Germany’s medicine: advantages
- The patient has an electronic card, in which his data, medical history and checkups are displayed. This innovation allows you to be examined at any hospital in Germany without the creation of a new hospital card at each new hospital.
- The patient has the right to choose the hospital where he or she wants to be treated, which applies only to hospitals in Germany that are part of the public health system.
- Every resident has the right to receive supplementary insurance from a private insurance organization.
- A patient with Supplementary Insurance from the National Insurance Fund can receive free outpatient treatment.

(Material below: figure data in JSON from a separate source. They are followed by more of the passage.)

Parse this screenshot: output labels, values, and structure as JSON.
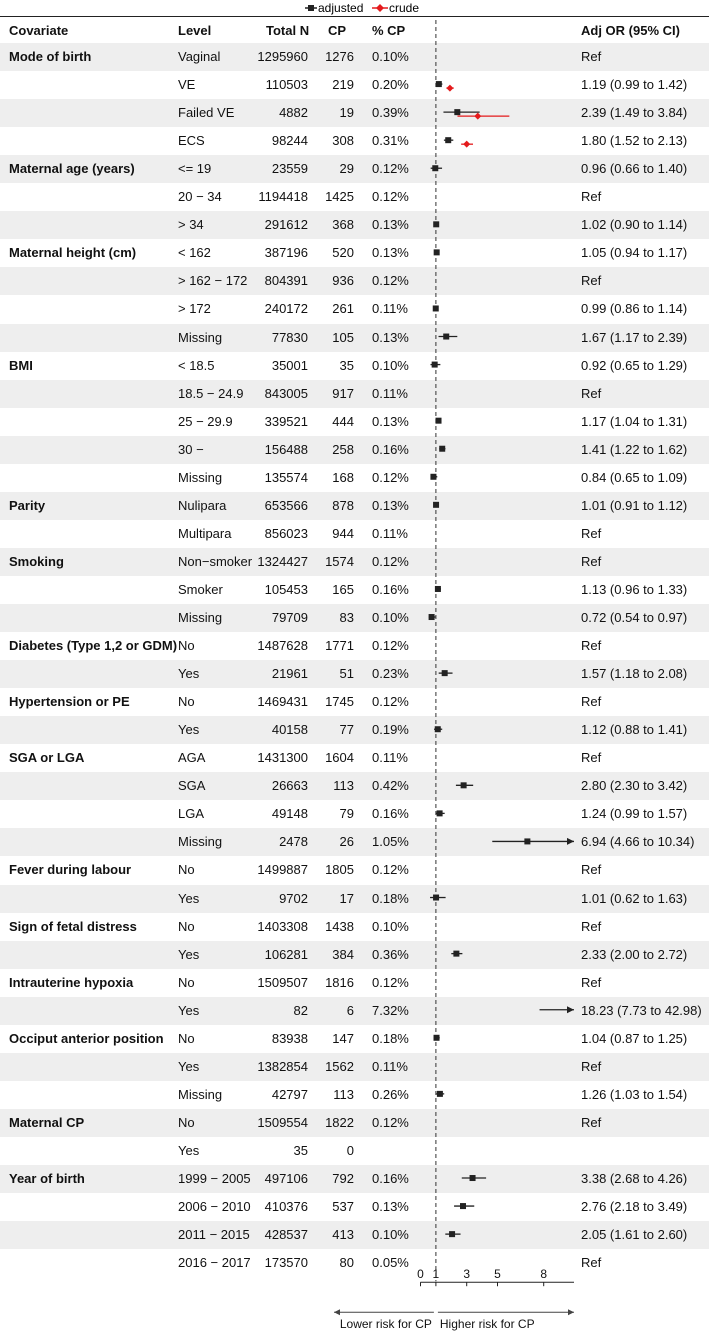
{
  "legend": {
    "adjusted_label": "adjusted",
    "crude_label": "crude",
    "adjusted_color": "#222222",
    "crude_color": "#e41a1c"
  },
  "header": {
    "covariate": "Covariate",
    "level": "Level",
    "total_n": "Total N",
    "cp": "CP",
    "pct_cp": "% CP",
    "adj_or": "Adj OR (95% CI)"
  },
  "rows": [
    {
      "covariate": "Mode of birth",
      "level": "Vaginal",
      "total": "1295960",
      "cp": "1276",
      "pct": "0.10%",
      "or_text": "Ref"
    },
    {
      "covariate": "",
      "level": "VE",
      "total": "110503",
      "cp": "219",
      "pct": "0.20%",
      "or_text": "1.19 (0.99 to 1.42)"
    },
    {
      "covariate": "",
      "level": "Failed VE",
      "total": "4882",
      "cp": "19",
      "pct": "0.39%",
      "or_text": "2.39 (1.49 to 3.84)"
    },
    {
      "covariate": "",
      "level": "ECS",
      "total": "98244",
      "cp": "308",
      "pct": "0.31%",
      "or_text": "1.80 (1.52 to 2.13)"
    },
    {
      "covariate": "Maternal age (years)",
      "level": "<= 19",
      "total": "23559",
      "cp": "29",
      "pct": "0.12%",
      "or_text": "0.96 (0.66 to 1.40)"
    },
    {
      "covariate": "",
      "level": "20 − 34",
      "total": "1194418",
      "cp": "1425",
      "pct": "0.12%",
      "or_text": "Ref"
    },
    {
      "covariate": "",
      "level": "> 34",
      "total": "291612",
      "cp": "368",
      "pct": "0.13%",
      "or_text": "1.02 (0.90 to 1.14)"
    },
    {
      "covariate": "Maternal height (cm)",
      "level": "< 162",
      "total": "387196",
      "cp": "520",
      "pct": "0.13%",
      "or_text": "1.05 (0.94 to 1.17)"
    },
    {
      "covariate": "",
      "level": "> 162 − 172",
      "total": "804391",
      "cp": "936",
      "pct": "0.12%",
      "or_text": "Ref"
    },
    {
      "covariate": "",
      "level": "> 172",
      "total": "240172",
      "cp": "261",
      "pct": "0.11%",
      "or_text": "0.99 (0.86 to 1.14)"
    },
    {
      "covariate": "",
      "level": "Missing",
      "total": "77830",
      "cp": "105",
      "pct": "0.13%",
      "or_text": "1.67 (1.17 to 2.39)"
    },
    {
      "covariate": "BMI",
      "level": "< 18.5",
      "total": "35001",
      "cp": "35",
      "pct": "0.10%",
      "or_text": "0.92 (0.65 to 1.29)"
    },
    {
      "covariate": "",
      "level": "18.5 − 24.9",
      "total": "843005",
      "cp": "917",
      "pct": "0.11%",
      "or_text": "Ref"
    },
    {
      "covariate": "",
      "level": "25 − 29.9",
      "total": "339521",
      "cp": "444",
      "pct": "0.13%",
      "or_text": "1.17 (1.04 to 1.31)"
    },
    {
      "covariate": "",
      "level": "30 −",
      "total": "156488",
      "cp": "258",
      "pct": "0.16%",
      "or_text": "1.41 (1.22 to 1.62)"
    },
    {
      "covariate": "",
      "level": "Missing",
      "total": "135574",
      "cp": "168",
      "pct": "0.12%",
      "or_text": "0.84 (0.65 to 1.09)"
    },
    {
      "covariate": "Parity",
      "level": "Nulipara",
      "total": "653566",
      "cp": "878",
      "pct": "0.13%",
      "or_text": "1.01 (0.91 to 1.12)"
    },
    {
      "covariate": "",
      "level": "Multipara",
      "total": "856023",
      "cp": "944",
      "pct": "0.11%",
      "or_text": "Ref"
    },
    {
      "covariate": "Smoking",
      "level": "Non−smoker",
      "total": "1324427",
      "cp": "1574",
      "pct": "0.12%",
      "or_text": "Ref"
    },
    {
      "covariate": "",
      "level": "Smoker",
      "total": "105453",
      "cp": "165",
      "pct": "0.16%",
      "or_text": "1.13 (0.96 to 1.33)"
    },
    {
      "covariate": "",
      "level": "Missing",
      "total": "79709",
      "cp": "83",
      "pct": "0.10%",
      "or_text": "0.72 (0.54 to 0.97)"
    },
    {
      "covariate": "Diabetes (Type 1,2 or GDM)",
      "level": "No",
      "total": "1487628",
      "cp": "1771",
      "pct": "0.12%",
      "or_text": "Ref"
    },
    {
      "covariate": "",
      "level": "Yes",
      "total": "21961",
      "cp": "51",
      "pct": "0.23%",
      "or_text": "1.57 (1.18 to 2.08)"
    },
    {
      "covariate": "Hypertension or PE",
      "level": "No",
      "total": "1469431",
      "cp": "1745",
      "pct": "0.12%",
      "or_text": "Ref"
    },
    {
      "covariate": "",
      "level": "Yes",
      "total": "40158",
      "cp": "77",
      "pct": "0.19%",
      "or_text": "1.12 (0.88 to 1.41)"
    },
    {
      "covariate": "SGA or LGA",
      "level": "AGA",
      "total": "1431300",
      "cp": "1604",
      "pct": "0.11%",
      "or_text": "Ref"
    },
    {
      "covariate": "",
      "level": "SGA",
      "total": "26663",
      "cp": "113",
      "pct": "0.42%",
      "or_text": "2.80 (2.30 to 3.42)"
    },
    {
      "covariate": "",
      "level": "LGA",
      "total": "49148",
      "cp": "79",
      "pct": "0.16%",
      "or_text": "1.24 (0.99 to 1.57)"
    },
    {
      "covariate": "",
      "level": "Missing",
      "total": "2478",
      "cp": "26",
      "pct": "1.05%",
      "or_text": "6.94 (4.66 to 10.34)"
    },
    {
      "covariate": "Fever during labour",
      "level": "No",
      "total": "1499887",
      "cp": "1805",
      "pct": "0.12%",
      "or_text": "Ref"
    },
    {
      "covariate": "",
      "level": "Yes",
      "total": "9702",
      "cp": "17",
      "pct": "0.18%",
      "or_text": "1.01 (0.62 to 1.63)"
    },
    {
      "covariate": "Sign of fetal distress",
      "level": "No",
      "total": "1403308",
      "cp": "1438",
      "pct": "0.10%",
      "or_text": "Ref"
    },
    {
      "covariate": "",
      "level": "Yes",
      "total": "106281",
      "cp": "384",
      "pct": "0.36%",
      "or_text": "2.33 (2.00 to 2.72)"
    },
    {
      "covariate": "Intrauterine hypoxia",
      "level": "No",
      "total": "1509507",
      "cp": "1816",
      "pct": "0.12%",
      "or_text": "Ref"
    },
    {
      "covariate": "",
      "level": "Yes",
      "total": "82",
      "cp": "6",
      "pct": "7.32%",
      "or_text": "18.23 (7.73 to 42.98)"
    },
    {
      "covariate": "Occiput anterior position",
      "level": "No",
      "total": "83938",
      "cp": "147",
      "pct": "0.18%",
      "or_text": "1.04 (0.87 to 1.25)"
    },
    {
      "covariate": "",
      "level": "Yes",
      "total": "1382854",
      "cp": "1562",
      "pct": "0.11%",
      "or_text": "Ref"
    },
    {
      "covariate": "",
      "level": "Missing",
      "total": "42797",
      "cp": "113",
      "pct": "0.26%",
      "or_text": "1.26 (1.03 to 1.54)"
    },
    {
      "covariate": "Maternal CP",
      "level": "No",
      "total": "1509554",
      "cp": "1822",
      "pct": "0.12%",
      "or_text": "Ref"
    },
    {
      "covariate": "",
      "level": "Yes",
      "total": "35",
      "cp": "0",
      "pct": "",
      "or_text": ""
    },
    {
      "covariate": "Year of birth",
      "level": "1999 − 2005",
      "total": "497106",
      "cp": "792",
      "pct": "0.16%",
      "or_text": "3.38 (2.68 to 4.26)"
    },
    {
      "covariate": "",
      "level": "2006 − 2010",
      "total": "410376",
      "cp": "537",
      "pct": "0.13%",
      "or_text": "2.76 (2.18 to 3.49)"
    },
    {
      "covariate": "",
      "level": "2011 − 2015",
      "total": "428537",
      "cp": "413",
      "pct": "0.10%",
      "or_text": "2.05 (1.61 to 2.60)"
    },
    {
      "covariate": "",
      "level": "2016 − 2017",
      "total": "173570",
      "cp": "80",
      "pct": "0.05%",
      "or_text": "Ref"
    }
  ],
  "chart_data": {
    "type": "forest",
    "x_axis": {
      "ticks": [
        0,
        1,
        3,
        5,
        8
      ],
      "range": [
        0,
        10
      ],
      "reference_line": 1
    },
    "direction_labels": {
      "left": "Lower risk for CP",
      "right": "Higher risk for CP"
    },
    "series": [
      {
        "name": "adjusted",
        "color": "#222222",
        "points": [
          null,
          [
            1.19,
            0.99,
            1.42
          ],
          [
            2.39,
            1.49,
            3.84
          ],
          [
            1.8,
            1.52,
            2.13
          ],
          [
            0.96,
            0.66,
            1.4
          ],
          null,
          [
            1.02,
            0.9,
            1.14
          ],
          [
            1.05,
            0.94,
            1.17
          ],
          null,
          [
            0.99,
            0.86,
            1.14
          ],
          [
            1.67,
            1.17,
            2.39
          ],
          [
            0.92,
            0.65,
            1.29
          ],
          null,
          [
            1.17,
            1.04,
            1.31
          ],
          [
            1.41,
            1.22,
            1.62
          ],
          [
            0.84,
            0.65,
            1.09
          ],
          [
            1.01,
            0.91,
            1.12
          ],
          null,
          null,
          [
            1.13,
            0.96,
            1.33
          ],
          [
            0.72,
            0.54,
            0.97
          ],
          null,
          [
            1.57,
            1.18,
            2.08
          ],
          null,
          [
            1.12,
            0.88,
            1.41
          ],
          null,
          [
            2.8,
            2.3,
            3.42
          ],
          [
            1.24,
            0.99,
            1.57
          ],
          [
            6.94,
            4.66,
            10.34
          ],
          null,
          [
            1.01,
            0.62,
            1.63
          ],
          null,
          [
            2.33,
            2.0,
            2.72
          ],
          null,
          [
            18.23,
            7.73,
            42.98
          ],
          [
            1.04,
            0.87,
            1.25
          ],
          null,
          [
            1.26,
            1.03,
            1.54
          ],
          null,
          null,
          [
            3.38,
            2.68,
            4.26
          ],
          [
            2.76,
            2.18,
            3.49
          ],
          [
            2.05,
            1.61,
            2.6
          ],
          null
        ]
      },
      {
        "name": "crude",
        "color": "#e41a1c",
        "points": [
          null,
          [
            1.91,
            1.68,
            2.16
          ],
          [
            3.72,
            2.4,
            5.77
          ],
          [
            3.0,
            2.64,
            3.41
          ]
        ]
      }
    ]
  }
}
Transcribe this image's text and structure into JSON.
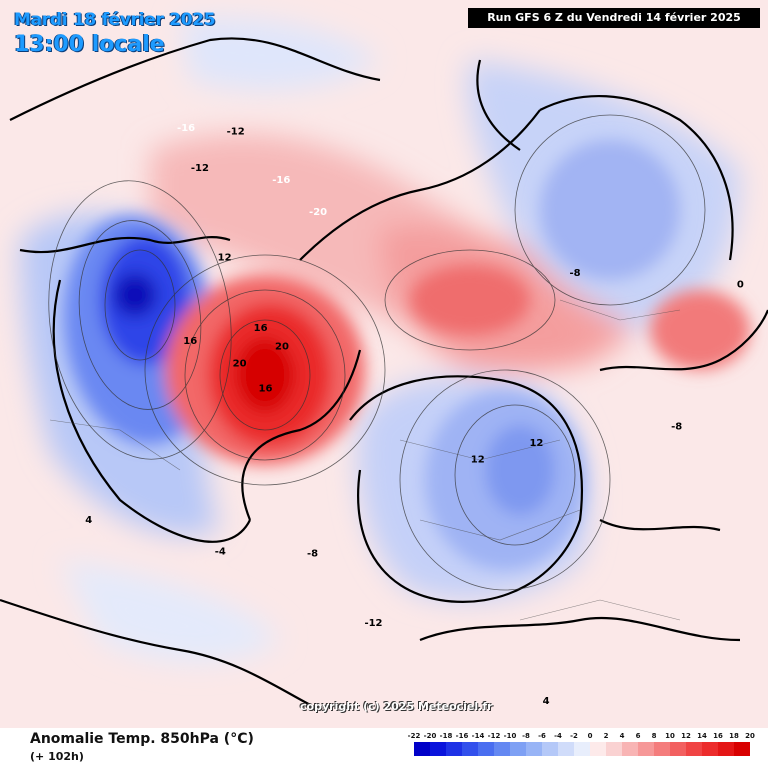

- Every patient has the right to receive treatment at a hospital that requires it, regardless of where the referring physician works.
- Children (up to 18 years old) and the elderly are entitled to free treatment.
- Another major plus is the quality of care in German hospitals, which, like German medicine, are leaders in the world in terms of service. Every year, medicine in Germany undergoes cosmetic reforms, resulting in an increase in the quality of care year by year, as well as in the already high professionalism of doctors.
Since 2009, a law on continuous training of medical personnel has been passed. The government is so interested in creating a healthy nation that it invests hundreds of millions of euros each year to re-equip hospitals.